The terrorists of ISIS are today closing in on the Syrian-Kurdish city of Kobani on the Turkish border, having overrun scores of villages. A hundred thousand Syrian Kurds have fled into Turkey.
Yet though ISIS warriors are visible right across the border, and Turkey has the second largest army in NATO, with 3,500 tanks and 1,000 aircraft, the Turks are sitting on their hands, awaiting what may be a massacre.
Why? David Stockman quotes Turkish President Erdogan this weekend: “For us, ISIL and the (Kurdish) PKK are the same.”
Erdogan is saying a plague on both their houses. To Istanbul, the PKK are terrorists, as are the ISIS fighters the PKK is trying to keep from overrunning Kobani.
The United States, too, designates both the Islamic State and the PKK as terrorist organizations.
Which terrorist organization do we want to win this battle?
Who do we want to win the war between ISIS and the al-Qaida-linked al-Nusra front on one side, and Assad’s regime, which Obama and John Kerry wanted to bomb in August of 2013?
Whose side are we on in Lebanon?
This weekend, al-Qaida’s Syrian wing, Jabhat al-Nusra, lost 16 jihadists in an incursion into the Bekaa Valley. Who defended Lebanon and fought the terrorist intruders?
Hezbollah, which we have declared a terrorist organization.
Whose side are we on in the Hezbollah vs. al-Qaida war?

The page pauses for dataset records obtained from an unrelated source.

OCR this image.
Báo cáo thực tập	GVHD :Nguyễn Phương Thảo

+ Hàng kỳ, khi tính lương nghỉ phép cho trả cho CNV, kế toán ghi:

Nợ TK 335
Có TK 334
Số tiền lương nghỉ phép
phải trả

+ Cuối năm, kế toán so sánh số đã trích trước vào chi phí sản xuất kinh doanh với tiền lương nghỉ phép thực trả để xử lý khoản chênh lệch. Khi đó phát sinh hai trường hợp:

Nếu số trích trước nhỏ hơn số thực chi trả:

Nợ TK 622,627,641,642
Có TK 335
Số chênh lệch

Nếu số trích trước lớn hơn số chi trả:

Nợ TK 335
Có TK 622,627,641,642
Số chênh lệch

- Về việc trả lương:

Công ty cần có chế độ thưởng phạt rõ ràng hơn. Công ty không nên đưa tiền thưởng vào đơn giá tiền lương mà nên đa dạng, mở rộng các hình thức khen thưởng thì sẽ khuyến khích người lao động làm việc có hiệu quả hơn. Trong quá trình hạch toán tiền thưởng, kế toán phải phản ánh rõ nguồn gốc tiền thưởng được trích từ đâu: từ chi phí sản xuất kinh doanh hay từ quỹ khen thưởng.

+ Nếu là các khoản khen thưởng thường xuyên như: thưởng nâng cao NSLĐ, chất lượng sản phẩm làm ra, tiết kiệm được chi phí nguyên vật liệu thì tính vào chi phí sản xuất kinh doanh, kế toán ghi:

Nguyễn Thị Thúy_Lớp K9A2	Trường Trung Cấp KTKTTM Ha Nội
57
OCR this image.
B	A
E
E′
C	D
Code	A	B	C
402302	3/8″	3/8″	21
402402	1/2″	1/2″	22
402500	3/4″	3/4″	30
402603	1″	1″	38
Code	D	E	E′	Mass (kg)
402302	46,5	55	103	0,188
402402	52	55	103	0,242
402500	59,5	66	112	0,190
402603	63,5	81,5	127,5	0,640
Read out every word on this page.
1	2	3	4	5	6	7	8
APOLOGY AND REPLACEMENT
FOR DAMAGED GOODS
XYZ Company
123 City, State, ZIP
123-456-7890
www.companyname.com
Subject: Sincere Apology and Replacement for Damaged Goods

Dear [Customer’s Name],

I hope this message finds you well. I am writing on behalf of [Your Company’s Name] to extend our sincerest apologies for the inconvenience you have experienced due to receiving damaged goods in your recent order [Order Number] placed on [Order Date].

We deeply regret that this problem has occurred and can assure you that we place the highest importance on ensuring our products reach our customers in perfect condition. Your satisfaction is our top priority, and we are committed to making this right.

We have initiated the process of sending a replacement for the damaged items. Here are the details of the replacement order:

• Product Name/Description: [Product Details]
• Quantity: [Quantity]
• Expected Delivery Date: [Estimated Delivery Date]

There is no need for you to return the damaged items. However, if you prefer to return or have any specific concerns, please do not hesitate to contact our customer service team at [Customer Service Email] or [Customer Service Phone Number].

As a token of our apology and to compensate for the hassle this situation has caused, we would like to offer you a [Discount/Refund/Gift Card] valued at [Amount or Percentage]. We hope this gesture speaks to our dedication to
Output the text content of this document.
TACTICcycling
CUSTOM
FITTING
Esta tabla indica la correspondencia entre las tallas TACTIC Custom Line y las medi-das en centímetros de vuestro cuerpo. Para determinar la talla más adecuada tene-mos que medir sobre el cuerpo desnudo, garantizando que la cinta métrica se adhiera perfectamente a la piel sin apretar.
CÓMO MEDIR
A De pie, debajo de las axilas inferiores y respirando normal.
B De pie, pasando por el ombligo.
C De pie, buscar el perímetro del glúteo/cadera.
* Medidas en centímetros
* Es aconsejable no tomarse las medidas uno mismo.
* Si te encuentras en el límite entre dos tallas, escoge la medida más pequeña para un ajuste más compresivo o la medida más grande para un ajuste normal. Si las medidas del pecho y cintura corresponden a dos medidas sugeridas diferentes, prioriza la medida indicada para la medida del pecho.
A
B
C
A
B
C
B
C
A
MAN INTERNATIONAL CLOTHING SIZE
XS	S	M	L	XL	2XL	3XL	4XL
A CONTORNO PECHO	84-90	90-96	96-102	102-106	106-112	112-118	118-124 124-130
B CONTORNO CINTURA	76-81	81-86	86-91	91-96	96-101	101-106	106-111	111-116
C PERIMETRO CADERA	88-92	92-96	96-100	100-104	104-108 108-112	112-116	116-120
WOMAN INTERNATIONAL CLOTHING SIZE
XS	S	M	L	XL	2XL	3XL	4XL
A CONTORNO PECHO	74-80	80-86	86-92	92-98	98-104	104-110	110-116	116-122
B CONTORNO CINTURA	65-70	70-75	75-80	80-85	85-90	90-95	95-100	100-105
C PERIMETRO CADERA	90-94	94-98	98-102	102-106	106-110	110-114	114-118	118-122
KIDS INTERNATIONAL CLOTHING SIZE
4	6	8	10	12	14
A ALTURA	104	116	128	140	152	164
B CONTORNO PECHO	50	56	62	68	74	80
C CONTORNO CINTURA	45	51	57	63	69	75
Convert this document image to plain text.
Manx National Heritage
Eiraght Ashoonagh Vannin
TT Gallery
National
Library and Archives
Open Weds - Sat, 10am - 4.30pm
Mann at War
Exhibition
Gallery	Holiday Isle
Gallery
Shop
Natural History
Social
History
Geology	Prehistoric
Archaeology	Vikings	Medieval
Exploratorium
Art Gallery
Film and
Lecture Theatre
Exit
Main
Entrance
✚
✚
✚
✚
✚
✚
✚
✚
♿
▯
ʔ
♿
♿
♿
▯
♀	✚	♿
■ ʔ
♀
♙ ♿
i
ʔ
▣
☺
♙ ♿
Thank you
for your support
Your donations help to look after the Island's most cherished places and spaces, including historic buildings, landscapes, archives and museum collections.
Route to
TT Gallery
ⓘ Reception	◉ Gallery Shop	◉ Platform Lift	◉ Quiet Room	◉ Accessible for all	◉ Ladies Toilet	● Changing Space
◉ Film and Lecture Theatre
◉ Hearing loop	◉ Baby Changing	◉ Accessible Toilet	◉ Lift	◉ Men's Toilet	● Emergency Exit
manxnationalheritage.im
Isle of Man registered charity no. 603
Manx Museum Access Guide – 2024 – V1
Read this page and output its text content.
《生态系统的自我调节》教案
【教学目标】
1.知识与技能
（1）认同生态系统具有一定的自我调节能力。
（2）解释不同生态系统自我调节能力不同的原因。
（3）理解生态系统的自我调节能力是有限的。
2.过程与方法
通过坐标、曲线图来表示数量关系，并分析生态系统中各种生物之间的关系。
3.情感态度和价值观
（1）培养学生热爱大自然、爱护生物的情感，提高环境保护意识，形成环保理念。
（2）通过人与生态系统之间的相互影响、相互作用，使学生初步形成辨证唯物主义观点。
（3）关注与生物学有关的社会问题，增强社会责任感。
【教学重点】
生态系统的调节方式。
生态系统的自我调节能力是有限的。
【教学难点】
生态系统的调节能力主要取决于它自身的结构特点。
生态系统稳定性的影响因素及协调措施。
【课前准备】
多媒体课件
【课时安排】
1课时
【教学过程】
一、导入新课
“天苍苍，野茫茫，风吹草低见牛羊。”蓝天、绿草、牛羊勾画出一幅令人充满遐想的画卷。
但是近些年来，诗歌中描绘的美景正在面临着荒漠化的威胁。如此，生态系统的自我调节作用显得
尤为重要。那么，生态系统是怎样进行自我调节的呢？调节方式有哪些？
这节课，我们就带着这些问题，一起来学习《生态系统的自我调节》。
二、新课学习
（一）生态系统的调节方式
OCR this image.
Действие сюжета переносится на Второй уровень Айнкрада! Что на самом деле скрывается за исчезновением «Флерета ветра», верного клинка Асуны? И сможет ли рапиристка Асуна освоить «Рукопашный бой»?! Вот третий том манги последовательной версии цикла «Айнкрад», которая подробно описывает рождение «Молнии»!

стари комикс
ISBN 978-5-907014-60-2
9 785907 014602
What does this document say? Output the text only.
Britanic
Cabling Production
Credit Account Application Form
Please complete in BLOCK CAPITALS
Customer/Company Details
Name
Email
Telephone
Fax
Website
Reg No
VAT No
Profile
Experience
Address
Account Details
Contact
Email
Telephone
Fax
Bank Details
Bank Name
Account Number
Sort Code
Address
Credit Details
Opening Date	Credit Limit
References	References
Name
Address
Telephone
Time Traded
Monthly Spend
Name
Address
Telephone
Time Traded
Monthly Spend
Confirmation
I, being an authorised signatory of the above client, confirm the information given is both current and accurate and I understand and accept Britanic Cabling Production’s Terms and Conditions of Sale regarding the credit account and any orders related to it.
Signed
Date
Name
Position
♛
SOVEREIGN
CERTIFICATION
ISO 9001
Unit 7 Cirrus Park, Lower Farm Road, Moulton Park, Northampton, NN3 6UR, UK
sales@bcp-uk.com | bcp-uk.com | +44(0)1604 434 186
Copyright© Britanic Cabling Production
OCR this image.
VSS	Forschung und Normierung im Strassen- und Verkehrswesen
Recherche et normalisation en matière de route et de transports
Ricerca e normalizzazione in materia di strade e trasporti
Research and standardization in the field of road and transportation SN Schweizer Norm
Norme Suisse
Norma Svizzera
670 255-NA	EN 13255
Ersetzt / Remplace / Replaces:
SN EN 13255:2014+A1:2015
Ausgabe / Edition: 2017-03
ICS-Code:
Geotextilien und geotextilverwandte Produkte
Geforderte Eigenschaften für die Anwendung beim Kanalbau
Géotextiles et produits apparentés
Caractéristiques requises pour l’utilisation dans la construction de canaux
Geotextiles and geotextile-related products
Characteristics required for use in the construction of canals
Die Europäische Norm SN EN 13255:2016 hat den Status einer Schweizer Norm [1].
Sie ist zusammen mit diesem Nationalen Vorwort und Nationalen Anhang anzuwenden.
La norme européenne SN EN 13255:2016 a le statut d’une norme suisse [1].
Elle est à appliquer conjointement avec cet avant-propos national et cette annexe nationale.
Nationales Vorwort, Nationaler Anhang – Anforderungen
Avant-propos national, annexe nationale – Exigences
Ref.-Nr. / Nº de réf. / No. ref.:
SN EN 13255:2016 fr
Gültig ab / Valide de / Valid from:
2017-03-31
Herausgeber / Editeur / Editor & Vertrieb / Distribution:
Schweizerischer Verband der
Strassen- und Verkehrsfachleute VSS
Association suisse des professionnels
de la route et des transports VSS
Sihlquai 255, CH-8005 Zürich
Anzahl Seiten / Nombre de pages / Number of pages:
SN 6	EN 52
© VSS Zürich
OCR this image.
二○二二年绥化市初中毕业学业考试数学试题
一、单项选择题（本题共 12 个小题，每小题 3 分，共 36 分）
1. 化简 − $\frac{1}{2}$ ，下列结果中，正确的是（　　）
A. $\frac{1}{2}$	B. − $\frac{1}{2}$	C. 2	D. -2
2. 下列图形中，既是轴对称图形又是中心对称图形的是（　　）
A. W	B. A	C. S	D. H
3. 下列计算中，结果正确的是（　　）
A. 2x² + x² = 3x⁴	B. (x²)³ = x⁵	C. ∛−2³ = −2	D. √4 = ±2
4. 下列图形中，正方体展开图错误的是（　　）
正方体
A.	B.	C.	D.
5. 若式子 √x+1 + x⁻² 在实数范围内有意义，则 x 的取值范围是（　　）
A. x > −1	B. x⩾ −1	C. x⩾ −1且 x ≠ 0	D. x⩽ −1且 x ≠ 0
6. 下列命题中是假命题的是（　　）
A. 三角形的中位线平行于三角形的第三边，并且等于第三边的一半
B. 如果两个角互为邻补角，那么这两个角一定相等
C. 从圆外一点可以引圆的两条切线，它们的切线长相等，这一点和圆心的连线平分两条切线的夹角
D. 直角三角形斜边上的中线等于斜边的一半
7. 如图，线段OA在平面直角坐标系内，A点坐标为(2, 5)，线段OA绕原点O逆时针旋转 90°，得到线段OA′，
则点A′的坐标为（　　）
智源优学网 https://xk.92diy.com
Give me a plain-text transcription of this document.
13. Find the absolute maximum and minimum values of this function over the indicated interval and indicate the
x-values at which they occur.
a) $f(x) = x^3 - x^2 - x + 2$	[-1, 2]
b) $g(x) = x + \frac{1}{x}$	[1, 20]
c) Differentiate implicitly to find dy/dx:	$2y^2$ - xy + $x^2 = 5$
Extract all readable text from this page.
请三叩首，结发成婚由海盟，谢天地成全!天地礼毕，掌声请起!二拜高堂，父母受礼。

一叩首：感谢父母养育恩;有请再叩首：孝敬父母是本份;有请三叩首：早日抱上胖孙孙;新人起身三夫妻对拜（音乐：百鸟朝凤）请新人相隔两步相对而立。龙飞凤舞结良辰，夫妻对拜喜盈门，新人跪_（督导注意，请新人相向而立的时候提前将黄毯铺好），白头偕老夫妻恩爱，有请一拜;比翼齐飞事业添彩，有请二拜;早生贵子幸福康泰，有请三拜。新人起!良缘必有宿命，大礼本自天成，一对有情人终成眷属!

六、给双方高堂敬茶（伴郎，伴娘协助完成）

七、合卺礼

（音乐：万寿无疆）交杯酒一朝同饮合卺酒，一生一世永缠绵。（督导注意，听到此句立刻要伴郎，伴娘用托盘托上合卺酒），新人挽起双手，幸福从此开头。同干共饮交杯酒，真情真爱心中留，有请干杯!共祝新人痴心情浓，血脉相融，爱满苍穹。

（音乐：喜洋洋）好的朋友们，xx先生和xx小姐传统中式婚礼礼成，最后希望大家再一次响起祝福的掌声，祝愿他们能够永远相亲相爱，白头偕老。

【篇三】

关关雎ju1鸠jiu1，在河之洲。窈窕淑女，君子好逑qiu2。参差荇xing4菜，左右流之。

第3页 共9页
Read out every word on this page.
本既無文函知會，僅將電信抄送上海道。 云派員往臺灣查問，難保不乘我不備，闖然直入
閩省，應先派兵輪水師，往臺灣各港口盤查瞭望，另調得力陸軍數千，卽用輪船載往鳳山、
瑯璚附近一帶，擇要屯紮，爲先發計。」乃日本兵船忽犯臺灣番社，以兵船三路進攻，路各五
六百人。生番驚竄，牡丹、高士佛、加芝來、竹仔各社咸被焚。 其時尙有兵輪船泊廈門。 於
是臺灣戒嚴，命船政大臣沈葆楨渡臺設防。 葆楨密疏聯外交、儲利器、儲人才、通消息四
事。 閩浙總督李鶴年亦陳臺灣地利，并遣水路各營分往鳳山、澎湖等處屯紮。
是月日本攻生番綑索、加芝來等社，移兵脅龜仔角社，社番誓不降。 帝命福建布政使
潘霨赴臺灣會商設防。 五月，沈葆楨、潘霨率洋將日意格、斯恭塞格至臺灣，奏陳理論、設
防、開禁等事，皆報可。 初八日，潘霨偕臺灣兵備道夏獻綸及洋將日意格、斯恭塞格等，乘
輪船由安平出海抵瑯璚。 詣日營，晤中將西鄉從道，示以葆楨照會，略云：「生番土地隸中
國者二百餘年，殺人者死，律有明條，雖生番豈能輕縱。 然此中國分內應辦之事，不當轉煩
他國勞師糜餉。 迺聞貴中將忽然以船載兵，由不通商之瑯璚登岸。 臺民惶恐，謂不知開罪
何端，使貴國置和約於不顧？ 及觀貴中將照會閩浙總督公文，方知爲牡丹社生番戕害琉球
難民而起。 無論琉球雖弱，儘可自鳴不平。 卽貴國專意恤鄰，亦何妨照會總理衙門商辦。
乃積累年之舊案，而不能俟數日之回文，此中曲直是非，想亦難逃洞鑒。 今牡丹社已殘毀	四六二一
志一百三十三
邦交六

In Yemen last week, al-Qaida in the Arabian Peninsula, whom the United States has been attacking for years, sent a suicide bomber in an explosives-laden car into a hospital used by Houthi rebels, who have taken over the capital of Sanaa.
Are the Houthis America’s allies?
Probably not, as they have plastered Sanaa with their slogans, “Death to America, death to Israel, a curse on the Jews, and victory to Islam.”
The Houthis fighting al-Qaida, like Hezbollah fighting al-Qaida, are Shia, supported by Iran, which is on our side against ISIS in Syria and on our side against the Islamic State in Iraq.
But to Bibi Netanyahu, speaking at the U.N. last week, Iran is the great enemy: “[T]o defeat ISIS and leave Iran as a threshold nuclear power would be to win the battle and lose the war.”
Hence, the neocon war drums have begun to beat for U.S. strikes on Iran if negotiations on Iran’s nuclear program conclude Nov. 24, with no deal satisfactory to the United States.
But no matter how olfactory its regime, why start a war with an Iran that is a de facto, and perhaps indispensable, ally in preventing ISIS from establishing its caliphate in Damascus and Baghdad?
I think we really need to reconsider the whole thing. Why are we there? What is the end goal? Is there a way from where we are now to that end goal? Does it really have to involve a lot of killing and use of enormous amounts of American people, time, and money?
Justin Raimondo has answered that question, also on David Stockman’s blog. It’s depressing.